I would like to process a number of large datasets in parallel. Unfortunately the speedup I am getting from using Threads.@threads
is very sublinear, as the following simplified example shows.
(I'm very new to Julia, so apologies if I missed something obvious)
Let's create some dummy input data - 8 dataframes with 2 integer columns each and 10 million rows:
using DataFrames
n = 8
dfs = Vector{DataFrame}(undef, n)
for i = 1:n
dfs[i] = DataFrame(Dict("x1" => rand(1:Int64(1e7), Int64(1e7)), "x2" => rand(1:Int64(1e7), Int64(1e7))))
end
Now do some processing on each dataframe (group by x1
and sum x2
)
function process(df::DataFrame)::DataFrame
combine([:x2] => sum, groupby(df, :x1))
end
Finally, compare the speed of doing the processing on a single dataframe with doing it on all 8 dataframes in parallel.
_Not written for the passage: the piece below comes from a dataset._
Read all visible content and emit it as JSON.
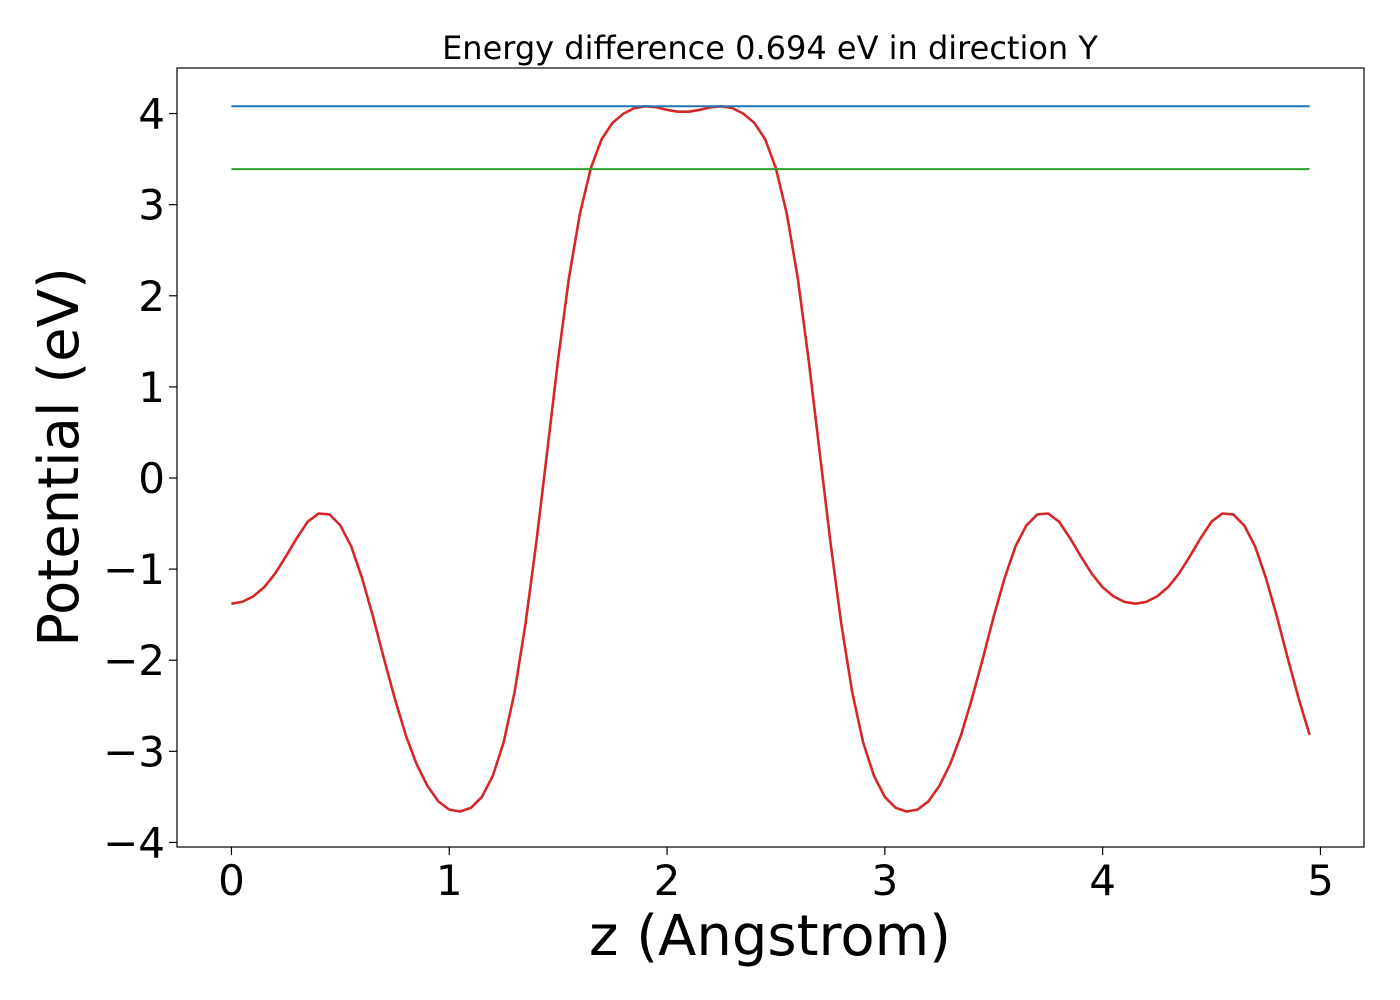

The machine I'm running this on has 50 cores and Julia was started with 50 threads, so ideally there should not be much of a time difference.
julia> dfs_res = Vector{DataFrame}(undef, n)
julia> @time for i = 1:1
dfs_res[i] = process(dfs[i])
end
3.041048 seconds (57.24 M allocations: 1.979 GiB, 4.20% gc time)
julia> Threads.nthreads()
50
julia> @time Threads.@threads for i = 1:n
dfs_res[i] = process(dfs[i])
end
5.603539 seconds (455.14 M allocations: 15.700 GiB, 39.11% gc time)
So the parallel run takes almost twice as long per dataset (this gets worse with more datasets). I have a feeling this has something to do with inefficient memory management. GC time is pretty high for the second run. And I assume the preallocation with undef
isn't efficient for DataFrame
s. Pretty much all the examples I've seen for parallel processing in Julia are done on numeric arrays with fixed and a-priori known sizes. However here the datasets could have arbitrary sizes, columns etc. In R workflows like that can be done very efficiently with mclapply
. Is there something similar (or a different but efficient pattern) in Julia? I chose to go with threads and not multi-processing to avoid copying data (Julia doesn't seem to support the fork process model like R / mclapply).